Stats analysis for research

Huh? Marc, the blog title is Freelance Teacher Self Development, not High Faluting Would-Be Academic Development!

OK, OK, I get it, really. But what about your CV that has no research on it since graduation and you’re looking for jobs constantly, what with being freelance or serial part time? See, it would be good. Perhaps. If you have time.

So, SPSS – expensive to buy yourself, and a pain in the arse to install cleanly in Windows 10 (from my experience). What can you do?

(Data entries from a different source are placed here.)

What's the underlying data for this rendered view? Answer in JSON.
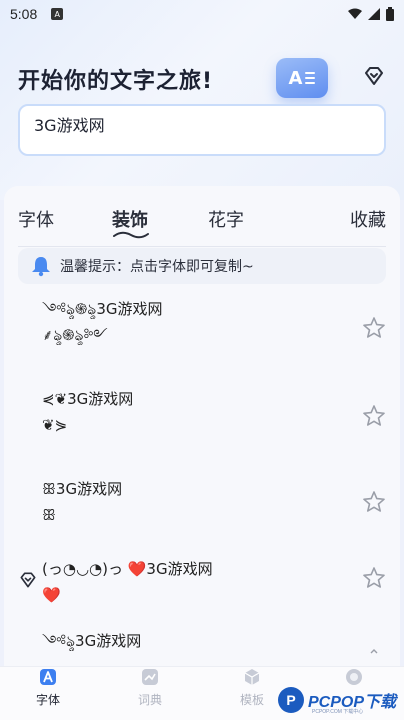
{
  "status_bar": {
    "time": "5:08",
    "app_badge": "A"
  },
  "header": {
    "title": "开始你的文字之旅!",
    "badge_text": "A"
  },
  "input": {
    "value": "3G游戏网"
  },
  "tabs": [
    {
      "label": "字体",
      "active": false
    },
    {
      "label": "装饰",
      "active": true
    },
    {
      "label": "花字",
      "active": false
    },
    {
      "label": "收藏",
      "active": false
    }
  ],
  "notice": {
    "text": "温馨提示：点击字体即可复制~"
  },
  "items": [
    {
      "text": "༺ৡ֍ৡ3G游戏网\n⸙ৡ֍ৡ༻",
      "vip": false
    },
    {
      "text": "⋞❦3G游戏网\n❦⋟",
      "vip": false
    },
    {
      "text": "ꕥ3G游戏网\nꕥ",
      "vip": false
    },
    {
      "text": "(っ◔◡◔)っ ❤️3G游戏网\n❤️",
      "vip": true
    },
    {
      "text": "༺ৡ3G游戏网",
      "vip": false
    }
  ],
  "bottom_nav": [
    {
      "label": "字体",
      "icon": "font-a-icon",
      "active": true
    },
    {
      "label": "词典",
      "icon": "dictionary-icon",
      "active": false
    },
    {
      "label": "模板",
      "icon": "template-cube-icon",
      "active": false
    },
    {
      "label": "",
      "icon": "profile-icon",
      "active": false
    }
  ],
  "watermark": {
    "brand": "PCPOP下载",
    "logo_letter": "P",
    "sub": "PCPOP.COM 下载中心"
  },
  "colors": {
    "accent": "#5f8ef0",
    "input_border": "#c9dcfa",
    "star": "#9a9ea8",
    "heart": "#e8313b"
  }
}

Well, there’s JASP, a nice but of software from the Netherlands. It has the look of Excel but with bits on the top that do stats magic. You can do ANCOVA and ANOVA analyses (comparing populations, i.e. experimental group and control group), and t-tests (analysing a population, I think but I dropped psychology at university, so quite likely I could be wrong) and regression analyses and make correlation matrices (compare two sets of values; in my case I compared scores for top-down listening teaching with scores for bottom-up listening teaching). I did the last one for my dissertation and it was kind of easy.

One word of warning – keep your data clean. The column heads are heads, below that is data – don’t do averages and standard deviation calculations at the bottom of your columns or JASP won’t read it properly.

You need: data as a .csv file (which Excel and Google Sheets can both make).

Choose the data to analyse. JASP will tabulate or plot it and you can copy and paste it, or output to HTML. It’s not super full of features, it’s a bit experimental apparently, but instead of buying SPSS you can buy coffee, beer, children’s shoes, or whatever you fancy.